Rispetto alle controparti statunitensi e asiatiche, gli operatori tecnologici dell’UE non hanno le dimensioni necessarie per sostenere la ricerca e investire in telecomunicazioni, servizi cloud, IA e semiconduttori. Pertanto, nell’ambito della strategia di competitività dell’Europa per il prossimo decennio, le politiche e le iniziative sulla digitalizzazione e sulle tecnologie avanzate, sostenute da ingenti finanziamenti pubblici e privati, dovranno essere prioritarie in tre aree:
1. reti a banda larga ad alta velocità/capacità e relative apparecchiature e software (ossia reti fisse, wireless e satellitari/ibride), per consentire la connettività e la distribuzione di servizi digitali sicuri, capillari e sostenibili, essenziali per i cittadini e le imprese dell’UE;
2. risorse computazionali e intelligenza artificiale – ossia infrastrutture, piattaforme e tecnologie avanzate necessarie per sviluppare e scalare autonomamente i servizi digitali, consentendo alle aziende di innovare, aumentare la produttività e crescere, in particolare per quanto riguarda il cloud, il calcolo ad alte prestazioni e la quantistica, nonché l’IA e le sue applicazioni industriali;
3. semiconduttori, “un motore e un fattore abilitante fondamentale per la catena del valore dell’elettronica” e un elemento strategico per la sicurezza e la forza industriale dell’Europa in tutti i settori.

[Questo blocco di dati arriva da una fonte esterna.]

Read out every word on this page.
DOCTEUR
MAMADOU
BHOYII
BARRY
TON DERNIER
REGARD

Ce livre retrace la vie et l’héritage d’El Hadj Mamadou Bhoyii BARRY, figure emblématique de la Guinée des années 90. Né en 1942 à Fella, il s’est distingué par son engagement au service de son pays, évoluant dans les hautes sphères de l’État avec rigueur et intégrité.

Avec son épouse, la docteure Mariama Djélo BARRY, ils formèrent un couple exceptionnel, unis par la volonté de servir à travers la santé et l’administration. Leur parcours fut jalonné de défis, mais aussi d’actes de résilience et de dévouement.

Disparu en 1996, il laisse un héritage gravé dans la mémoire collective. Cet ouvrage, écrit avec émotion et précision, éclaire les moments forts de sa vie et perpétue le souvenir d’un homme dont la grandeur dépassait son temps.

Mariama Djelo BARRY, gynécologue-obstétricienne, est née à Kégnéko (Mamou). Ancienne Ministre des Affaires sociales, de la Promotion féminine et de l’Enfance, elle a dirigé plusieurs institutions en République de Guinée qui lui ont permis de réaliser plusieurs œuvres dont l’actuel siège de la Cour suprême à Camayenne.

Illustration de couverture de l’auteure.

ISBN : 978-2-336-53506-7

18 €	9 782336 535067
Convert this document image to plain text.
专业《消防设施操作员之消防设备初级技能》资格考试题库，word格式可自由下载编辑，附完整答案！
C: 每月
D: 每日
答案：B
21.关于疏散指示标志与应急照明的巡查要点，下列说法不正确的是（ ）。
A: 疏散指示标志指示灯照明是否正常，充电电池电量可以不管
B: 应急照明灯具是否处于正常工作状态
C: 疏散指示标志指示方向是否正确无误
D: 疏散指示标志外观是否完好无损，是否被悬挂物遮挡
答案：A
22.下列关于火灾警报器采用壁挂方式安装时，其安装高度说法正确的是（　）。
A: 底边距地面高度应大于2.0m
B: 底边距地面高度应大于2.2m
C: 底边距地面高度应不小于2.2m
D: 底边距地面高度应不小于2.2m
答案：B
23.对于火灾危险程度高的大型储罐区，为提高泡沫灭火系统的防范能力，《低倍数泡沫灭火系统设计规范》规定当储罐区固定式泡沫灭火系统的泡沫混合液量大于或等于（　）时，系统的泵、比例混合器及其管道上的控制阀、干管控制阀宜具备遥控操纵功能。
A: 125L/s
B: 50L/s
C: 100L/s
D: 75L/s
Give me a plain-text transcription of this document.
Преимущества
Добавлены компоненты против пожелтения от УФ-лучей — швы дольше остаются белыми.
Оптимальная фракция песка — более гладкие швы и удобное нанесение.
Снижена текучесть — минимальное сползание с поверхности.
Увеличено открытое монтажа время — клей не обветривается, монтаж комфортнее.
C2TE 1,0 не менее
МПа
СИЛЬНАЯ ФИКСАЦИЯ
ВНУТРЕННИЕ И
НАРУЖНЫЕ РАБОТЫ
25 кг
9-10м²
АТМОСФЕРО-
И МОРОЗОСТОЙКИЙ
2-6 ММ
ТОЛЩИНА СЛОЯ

Il rapporto mette anche in luce come la digitalizzazione possa contribuire a rendere il modello sociale europeo più solido ed equo, soprattutto nei settori chiave dell’istruzione e della sanità pubblica. In un contesto di diminuzione delle ore lavorate pro capite negli ultimi decenni e di invecchiamento della popolazione, la digitalizzazione dei servizi pubblici può attenuare le debolezze demografiche e contribuire a migliorare la resilienza socioeconomica e la fornitura di servizi sanitari e educativi essenziali, preservando gli standard di vita. Per contro, “sebbene la tecnologia sia fondamentale per proteggere il modello sociale europeo, in mancanza di una forte attenzione alle competenze l’IA potrebbe anche minarlo”. Secondo una ricerca condotta negli Stati Uniti, circa l’80% della forza lavoro potrebbe subire ripercussioni su almeno il 10% delle proprie mansioni lavorative a causa dell’introduzione dei Large Language Modules (LLM), mentre quasi il 20% dei lavoratori potrebbe subire ripercussioni su almeno il 50% delle proprie mansioni.
Conseguentemente, se da un lato l’Europa dovrebbe sforzarsi di eguagliare gli Stati Uniti in termini di crescita della produttività e di potenziale innovativo, dall’altro dovrebbe puntare a superarli nell’offerta di opportunità di istruzione e di apprendimento permanente, assicurando che i benefici dell’IA siano ampiamente condivisi e che qualsiasi impatto negativo sull’inclusione sociale sia ridotto al minimo. L’Europa dovrà garantire il miglior utilizzo delle competenze disponibili, mantenendo intatto il tessuto sociale. Lo Stato sociale europeo avrà bisogno di un approccio fondamentalmente nuovo alle competenze. Dovrà garantire a tutti i lavoratori il diritto all’istruzione e alla riqualificazione, e la possibilità di cambiare ruolo in seguito all’adozione di nuove tecnologie da parte delle aziende o di ottenere buoni posti di lavoro in nuovi settori.